Pas un club ne dépasse le budget des plus petites formations de Nationale française (3ème division), son championnat, peu médiatisé, se bat pour conserver ses joueurs.
En 2011, la Fifa a même suspendu la fédération bosnienne car elle n’avait pas les statuts conformes au règlement. En cause, la direction tripartite de l’organisation. Comme dans les autres institutions du pays, la fédération de football était dirigée par un Croate, un Serbe et un Bosniaque. Suite à cette sanction, les dirigeants ont été obligés de se plier aux exigences de la Fifa et d’élire un seul président.
Une avancée importante encore difficile à transposer dans les institutions politiques.

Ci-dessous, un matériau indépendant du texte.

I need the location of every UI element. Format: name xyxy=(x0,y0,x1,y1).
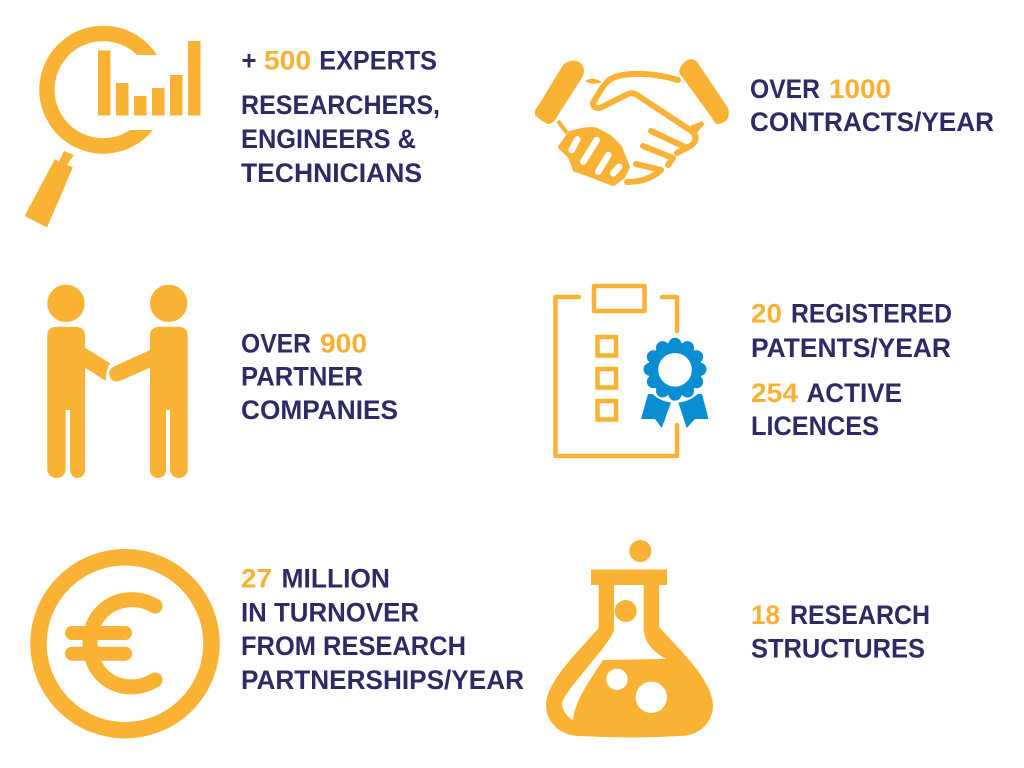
text: 18 research structures: STRUCTURES xyxy=(751,634,925,664)
text: 27 million turnover: PARTNERSHIPS/YEAR xyxy=(241,665,524,695)
text: 500 experts: RESEARCHERS, xyxy=(241,90,440,120)
text: 27 million turnover: MILLION xyxy=(282,564,390,594)
text: 27 million turnover xyxy=(241,564,524,695)
text: 500 experts: TECHNICIANS xyxy=(241,158,422,188)
text: 500 experts: + xyxy=(242,46,256,76)
text: over 1000 contracts: CONTRACTS/YEAR xyxy=(750,107,994,137)
text: 500 experts: 500 xyxy=(264,46,311,76)
text: patents and licences: 20 xyxy=(751,298,782,328)
text: over 1000 contracts: 1000 xyxy=(829,74,891,104)
text: patents and licences: ACTIVE xyxy=(806,378,902,408)
icon: handshake xyxy=(535,59,729,184)
icon: magnifying glass with bar chart xyxy=(25,26,200,228)
text: over 1000 contracts xyxy=(750,74,994,137)
text: over 900 partners: OVER xyxy=(241,328,311,358)
text: patents and licences: LICENCES xyxy=(751,411,879,441)
text: 27 million turnover: IN TURNOVER xyxy=(241,598,419,628)
text: 27 million turnover: FROM RESEARCH xyxy=(241,631,466,661)
text: 500 experts xyxy=(241,46,440,188)
text: patents and licences: 254 xyxy=(751,378,798,408)
text: over 900 partners: PARTNER xyxy=(241,362,363,392)
text: 500 experts: ENGINEERS & xyxy=(241,124,416,154)
text: 27 million turnover: 27 xyxy=(241,564,272,594)
text: 500 experts: EXPERTS xyxy=(319,46,437,76)
text: patents and licences: PATENTS/YEAR xyxy=(751,333,951,363)
text: patents and licences: REGISTERED xyxy=(791,298,952,328)
text: patents and licences xyxy=(751,298,952,441)
text: over 900 partners: COMPANIES xyxy=(241,395,398,425)
text: 18 research structures: 18 xyxy=(751,600,780,630)
text: over 900 partners: 900 xyxy=(320,328,367,358)
icon: laboratory flask xyxy=(546,540,713,738)
icon: clipboard with rosette xyxy=(556,286,708,456)
text: over 900 partners xyxy=(241,328,398,425)
text: 18 research structures: RESEARCH xyxy=(790,600,930,630)
text: 18 research structures xyxy=(751,600,930,664)
icon: euro coin xyxy=(38,557,212,730)
text: over 1000 contracts: OVER xyxy=(750,74,820,104)
icon: two people shaking hands xyxy=(47,285,188,478)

Marie Chambrial & Erwan Manac'h
www.passages-blog.fr
« C’est un environnement, une culture que nous devons faire évoluer.
La Bosnie n’est en démocratie que depuis 20 ans. Les gens ne sont pas habitués à réclamer leurs droits, à demander comment l’argent de leurs impôts est dépensé.
La corruption est une conséquence logique dans un processus de transition, après des années de socialisme où le travail, le logement, la santé étaient assurés par l’Etat.»